Contestations of Memory in Southeast Asia apply new theoretical literature on social memory to remembered events in Burma, Laos, Vietnam, Malaysia, Singapore, the Philippines and Indonesia. Highlighting connections between theorizing based on European examples and unresolved memory issues in East and Southeast Asia, the authors show how comparative study of the interpenetration of politics and lived bodily experience, of communal and personal memories, and of dominant and suppressed narratives, can yield insights into the human potential to become either perpetrators, victims or bystanders. This volume marks the arrival of “memory” as an analytical category and “memory studies” as a field of inquiry in the nation-building and identity politics of post-colonial Southeast Asia. What are the stakes involved in the invocation of memory, since the “memory boom” began in the 1980s in relation to several studies being done in Europe, the United States, South America and South Africa?
In placing this question at the very beginning of their Introduction, the editors delineate the central line of inquiry the papers are to follow: how have the new nation-states in Southeast Asia worked at fabricating hegemonic narratives of national being against which the marginalized memories of excluded social groups and traumatic collective events struggle to find a voice, and a place, in public memory. In this regard, the volume itself bears testimony to a history of memory in the region. The prominence of Singapore and Indonesia as “case-studies” in the volume is no coincidence. The watershed events of 1997/1998 and their profound undermining of the hitherto authoritarian regimes which had kept a tight grip on their version of the past, authenticated as “history”, opened the space for other stories to be told and for “memory” to emerge.

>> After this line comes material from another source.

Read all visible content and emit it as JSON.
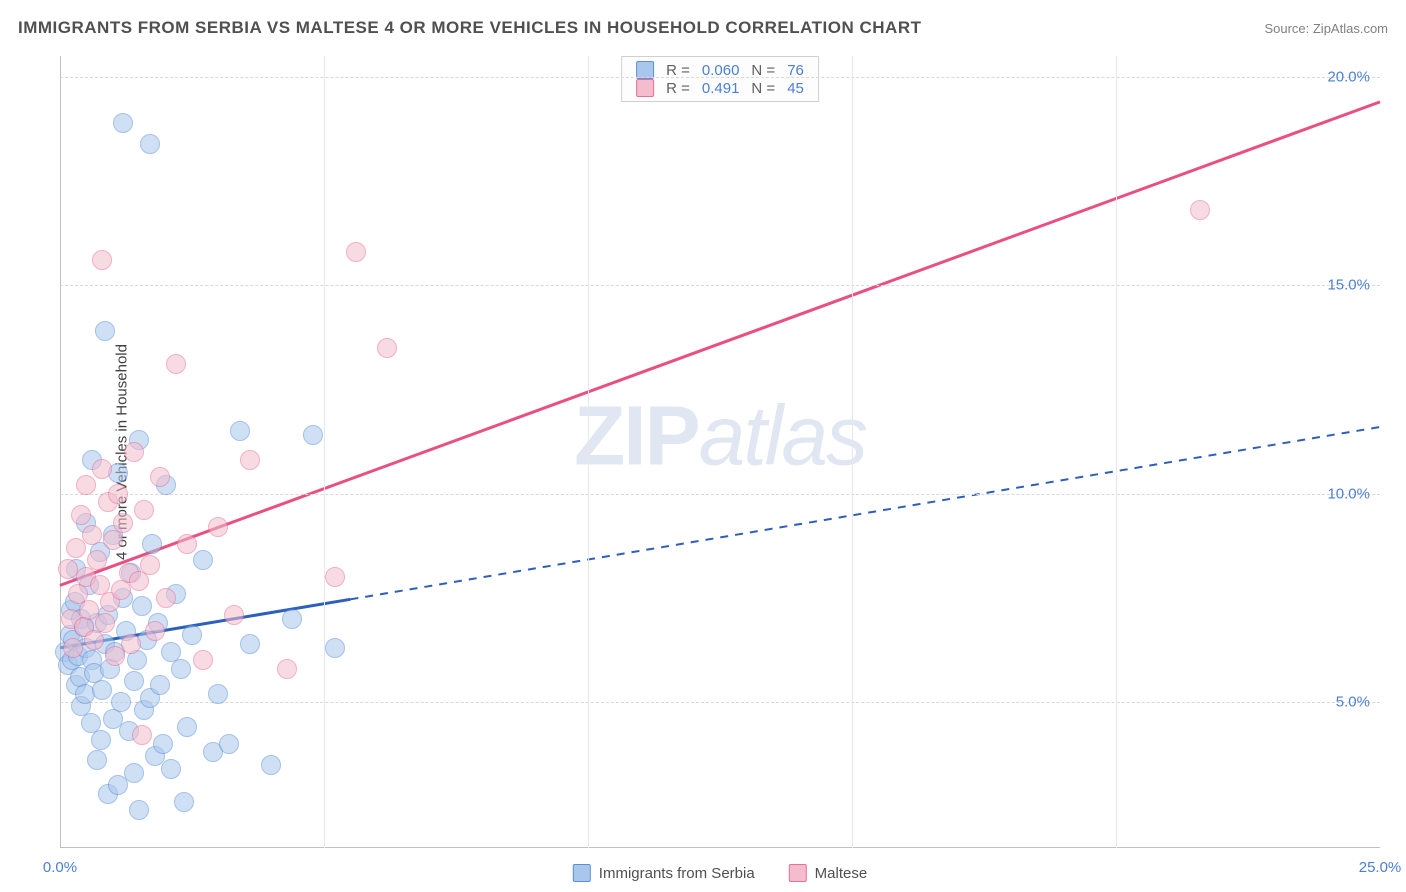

The editors frame the subject matter with an extensive review of the theoretical literature, exploring such issues as memory and identity formation, the impact of traumatic memory, the transmission of social memory, and the contingencies of the nation-state as they relate to established and remembered historical narratives. While the editors’ discussion provides an expansive survey of the field, their attempt to demonstrate the breadth of the subject (delving extensively into European cases of trauma and memory, for example) sometimes takes their focus away from the exceptional nature of Southeast Asia. Nevertheless, this broad approach yields to tighter focus in the volumes subsequent chapters, which provide a firm geographical grounding to the volume.
Broadly, this book examines two overarching themes: first, the nature of social memory, and particularly its transmission through institutional and governmental entities, and, second, the ways in which social memories “work against the grain of hegemonic narratives”. Contestations of Memory in Southeast Asia provides a fine addition to any library. Its contributors’ deft use of theoretical and empirical data comes together in an intriguing look at memory, postcoloniality, and the ongoing process of nation-building in Southeast Asia. It would be an appropriate volume for both undergraduate and graduate courses, as well as a valuable item of reference for those interested in social memory, nationalism, postcoloniality, or identity and trauma in Southeast Asia.